Cubase is the perfect tool for working with large orchestral libraries for me. The notation features, the way midi and folder tracks work, track icons, it just makes sense. But I love Live for sound design, instrumet and effects racks, and Max for Live. Has anyone here successfully gotten Live to slave to Cubase across two computers? Specifically, I'm talking about Live mirroring Cubase's transport controls and song position.


----------



## samphony (Feb 29, 2016)

EvanArnett said:


> Cubase is the perfect tool for working with large orchestral libraries for me. The notation features, the way midi and folder tracks work, track icons, it just makes sense. But I love Live for sound design, instrumet and effects racks, and Max for Live. Has anyone here successfully gotten Live to slave to Cubase across two computers? Specifically, I'm talking about Live mirroring Cubase's transport controls and song position.


You should try rewire first. That way your timelines and loop range stay in sync.
In Logic or studio one I use it via rewire slave. I use it mostly for audio and sample stuff and manipulation and not with third party plugins.


----------



## InLight-Tone (Feb 29, 2016)

If Live is the slave there are some serious restrictions unfortunately taking all the good parts of Live out of the equation. Sometimes I wonder if that is a deliberate decision like not being able to export a multi track midi file....
Before starting, please note that when Live is running as a ReWire slave:


No VST or AU plugins are available.
It is not possible to use MIDI controllers as native Control Surfaces in Live.
Max for Live is not available. 
No physical audio inputs/outputs are available in Live. The ReWire master application is handling the audio interface and the ins/outs. External material can be recorded with the master application only.
No MIDI outputs are available either. Use the master application to send MIDI notes to your external synthesizers.


----------



## EvanArnett (Feb 29, 2016)

InLight-Tone said:


> If Live is the slave there are some serious restrictions unfortunately taking all the good parts of Live out of the equation. Sometimes I wonder if that is a deliberate decision like not being able to export a multi track midi file....
> Before starting, please note that when Live is running as a ReWire slave:
> 
> 
> ...




Deal breakers. I love my plugins and control surfaces. I know Ableton can follow MTC, maybe that's the way to go. Maybe I will ask on the Ableton forums.


----------



## samphony (Feb 29, 2016)

EvanArnett said:


> Deal breakers. I love my plugins and control surfaces. I know Ableton can follow MTC, maybe that's the way to go. Maybe I will ask on the Ableton forums.
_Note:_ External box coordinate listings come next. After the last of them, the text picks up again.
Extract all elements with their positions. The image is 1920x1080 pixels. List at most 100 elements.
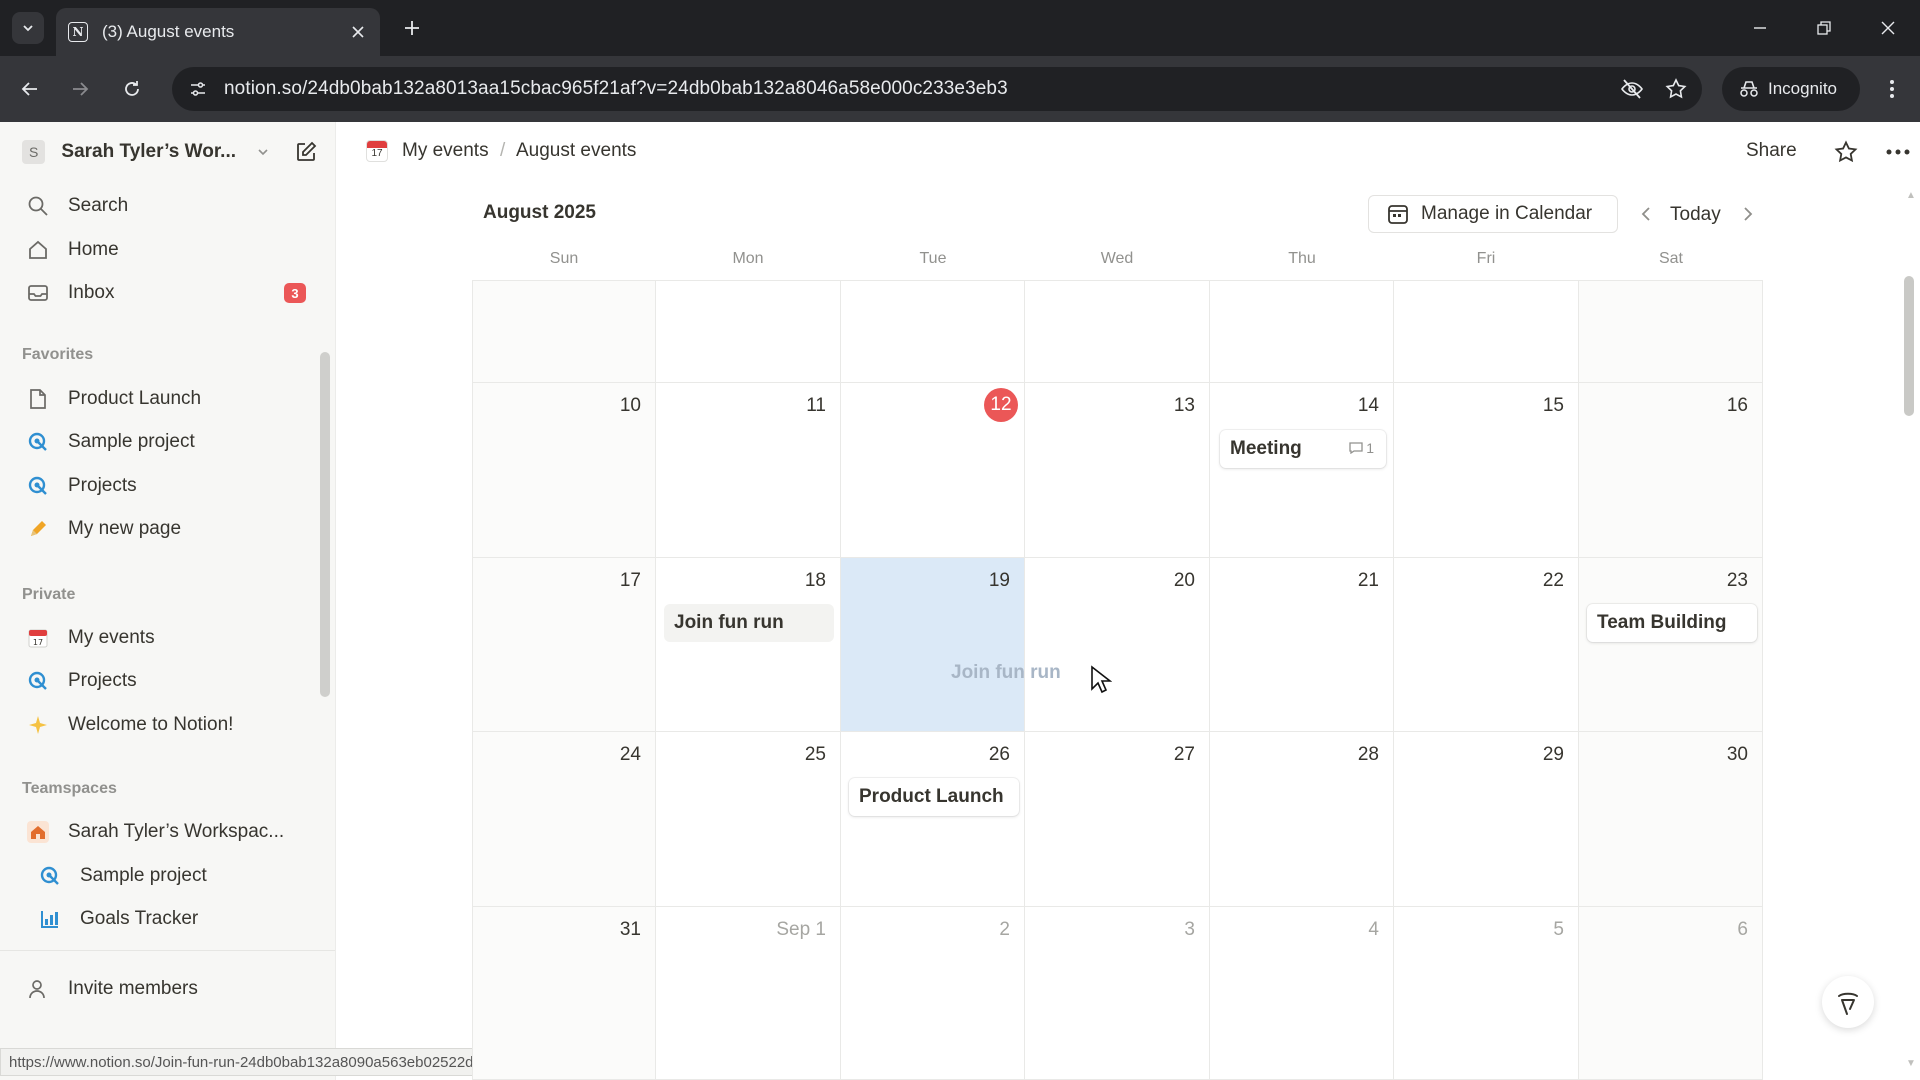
- calendar-day-cell[interactable]: [1210, 280, 1394, 383]
- sidebar-item-my-events[interactable]: 17 My events: [16, 619, 316, 657]
- invite-members-button[interactable]: Invite members: [16, 970, 316, 1008]
- sidebar-item-projects[interactable]: Projects: [16, 467, 316, 505]
- previous-month-button[interactable]: [1632, 197, 1660, 231]
- sidebar-item-inbox[interactable]: Inbox 3: [16, 274, 316, 312]
- new-tab-button[interactable]: [396, 12, 428, 44]
- calendar-day-cell[interactable]: 11: [656, 383, 841, 558]
- sidebar-scrollbar[interactable]: [320, 352, 330, 697]
- calendar-day-cell[interactable]: 15: [1394, 383, 1579, 558]
- calendar-day-cell[interactable]: [1394, 280, 1579, 383]
- restore-button[interactable]: [1808, 12, 1840, 44]
- next-month-button[interactable]: [1734, 197, 1762, 231]
- calendar-day-cell[interactable]: 29: [1394, 732, 1579, 907]
- today-button[interactable]: Today: [1670, 204, 1721, 226]
- calendar-icon-day: 17: [371, 148, 383, 159]
- calendar-day-cell[interactable]: 5: [1394, 907, 1579, 1080]
- calendar-day-cell[interactable]: 12: [841, 383, 1025, 558]
- calendar-day-cell[interactable]: 22: [1394, 558, 1579, 732]
- sidebar-item-goals-tracker[interactable]: Goals Tracker: [28, 900, 328, 938]
- sidebar-item-projects-private[interactable]: Projects: [16, 662, 316, 700]
- calendar-day-cell[interactable]: 28: [1210, 732, 1394, 907]
- inbox-icon: [24, 279, 52, 307]
- scroll-up-arrow-icon[interactable]: ▲: [1906, 190, 1916, 201]
- day-number: 11: [806, 395, 826, 416]
- calendar-day-cell[interactable]: 20: [1025, 558, 1210, 732]
- bookmark-star-icon[interactable]: [1658, 71, 1694, 107]
- notion-ai-button[interactable]: [1822, 976, 1874, 1028]
- eye-off-icon[interactable]: [1614, 71, 1650, 107]
- weekday-label: Tue: [919, 250, 947, 267]
- event-title: Join fun run: [674, 612, 784, 633]
- calendar-day-cell[interactable]: 14: [1210, 383, 1394, 558]
- event-team-building[interactable]: Team Building: [1587, 604, 1757, 642]
- calendar-day-cell[interactable]: 6: [1579, 907, 1763, 1080]
- tab-close-button[interactable]: [348, 22, 368, 42]
- favorites-heading[interactable]: Favorites: [22, 346, 93, 364]
- site-info-icon[interactable]: [186, 77, 210, 101]
- event-meeting[interactable]: Meeting 1: [1220, 430, 1386, 468]
- sidebar-item-sample-project[interactable]: Sample project: [16, 423, 316, 461]
- calendar-day-cell[interactable]: 19: [841, 558, 1025, 732]
- sidebar-item-sample-project-team[interactable]: Sample project: [28, 857, 328, 895]
- calendar-day-cell[interactable]: [656, 280, 841, 383]
- incognito-indicator[interactable]: Incognito: [1722, 67, 1860, 111]
- window-close-button[interactable]: [1872, 12, 1904, 44]
- private-heading[interactable]: Private: [22, 586, 75, 604]
- forward-button[interactable]: [64, 73, 96, 105]
- calendar-day-cell[interactable]: 18: [656, 558, 841, 732]
- calendar-day-cell[interactable]: 21: [1210, 558, 1394, 732]
- sidebar-item-my-new-page[interactable]: My new page: [16, 510, 316, 548]
- page-scrollbar[interactable]: [1904, 276, 1914, 416]
- calendar-day-cell[interactable]: 31: [472, 907, 656, 1080]
- event-product-launch[interactable]: Product Launch: [849, 778, 1019, 816]
- sidebar-item-teamspace[interactable]: Sarah Tyler’s Workspac...: [16, 813, 316, 851]
- calendar-day-cell[interactable]: 17: [472, 558, 656, 732]
- browser-menu-button[interactable]: [1876, 73, 1908, 105]
- sidebar-item-welcome[interactable]: Welcome to Notion!: [16, 706, 316, 744]
- day-number: 23: [1726, 570, 1748, 591]
- calendar-day-cell[interactable]: [1025, 280, 1210, 383]
- breadcrumb-my-events[interactable]: 17 My events: [366, 140, 489, 162]
- sidebar-item-product-launch[interactable]: Product Launch: [16, 380, 316, 418]
- event-join-fun-run[interactable]: Join fun run: [664, 604, 834, 642]
- teamspaces-heading[interactable]: Teamspaces: [22, 780, 117, 798]
- new-page-button[interactable]: [293, 138, 320, 166]
- breadcrumb-august-events[interactable]: August events: [516, 140, 636, 162]
- calendar-day-cell[interactable]: [472, 280, 656, 383]
- manage-in-calendar-button[interactable]: Manage in Calendar: [1368, 195, 1618, 233]
- calendar-day-cell[interactable]: 26: [841, 732, 1025, 907]
- calendar-day-cell[interactable]: 10: [472, 383, 656, 558]
- calendar-day-cell[interactable]: 2: [841, 907, 1025, 1080]
- calendar-day-cell[interactable]: 24: [472, 732, 656, 907]
- back-button[interactable]: [14, 73, 46, 105]
- calendar-day-cell[interactable]: 27: [1025, 732, 1210, 907]
- more-options-button[interactable]: [1882, 136, 1914, 168]
- browser-tab-bar: N (3) August events: [0, 0, 1920, 56]
- calendar-day-cell[interactable]: [841, 280, 1025, 383]
- day-number: 20: [1173, 570, 1195, 591]
- sidebar-item-home[interactable]: Home: [16, 231, 316, 269]
- calendar-day-cell[interactable]: 3: [1025, 907, 1210, 1080]
- tab-search-button[interactable]: [12, 12, 44, 44]
- browser-tab[interactable]: N (3) August events: [56, 8, 380, 56]
- sidebar-divider: [0, 950, 335, 951]
- calendar-day-cell[interactable]: Sep 1: [656, 907, 841, 1080]
- address-bar[interactable]: notion.so/24db0bab132a8013aa15cbac965f21…: [172, 67, 1702, 111]
- minimize-button[interactable]: [1744, 12, 1776, 44]
- share-button[interactable]: Share: [1746, 140, 1797, 162]
- sidebar-item-search[interactable]: Search: [16, 187, 316, 225]
- calendar-day-cell[interactable]: 16: [1579, 383, 1763, 558]
- calendar-day-cell[interactable]: 25: [656, 732, 841, 907]
- calendar-day-cell[interactable]: 4: [1210, 907, 1394, 1080]
- calendar-day-cell[interactable]: [1579, 280, 1763, 383]
- favorite-button[interactable]: [1830, 136, 1862, 168]
- calendar-day-cell[interactable]: 23: [1579, 558, 1763, 732]
- calendar-day-cell[interactable]: 13: [1025, 383, 1210, 558]
- calendar-day-cell[interactable]: 30: [1579, 732, 1763, 907]
- reload-button[interactable]: [116, 73, 148, 105]
- browser-toolbar: notion.so/24db0bab132a8013aa15cbac965f21…: [0, 56, 1920, 122]
- url-text[interactable]: notion.so/24db0bab132a8013aa15cbac965f21…: [224, 78, 1614, 100]
- scroll-down-arrow-icon[interactable]: ▼: [1906, 1058, 1916, 1069]
- workspace-switcher[interactable]: S Sarah Tyler’s Wor...: [22, 134, 320, 170]
- day-number: 2: [999, 919, 1010, 940]
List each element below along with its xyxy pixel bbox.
That's what I was going to suggest beside that. If you enable MTC for one of your midi inputs in Live and click on the EXT button in the upper left corner of the user interface live will slave to MTC.

The restriction with that is you always have to push start and stop on the MTC master.

The best would be if daw companies would adopt the new Link feature Ableton introduced with 9.6.

That way live and cubase/logic/dawofchoice can follow each other's tempo.


----------



## elpedro (Mar 1, 2016)

I have used rewire to slave ableton to samplitude pro x and it worked just fine


----------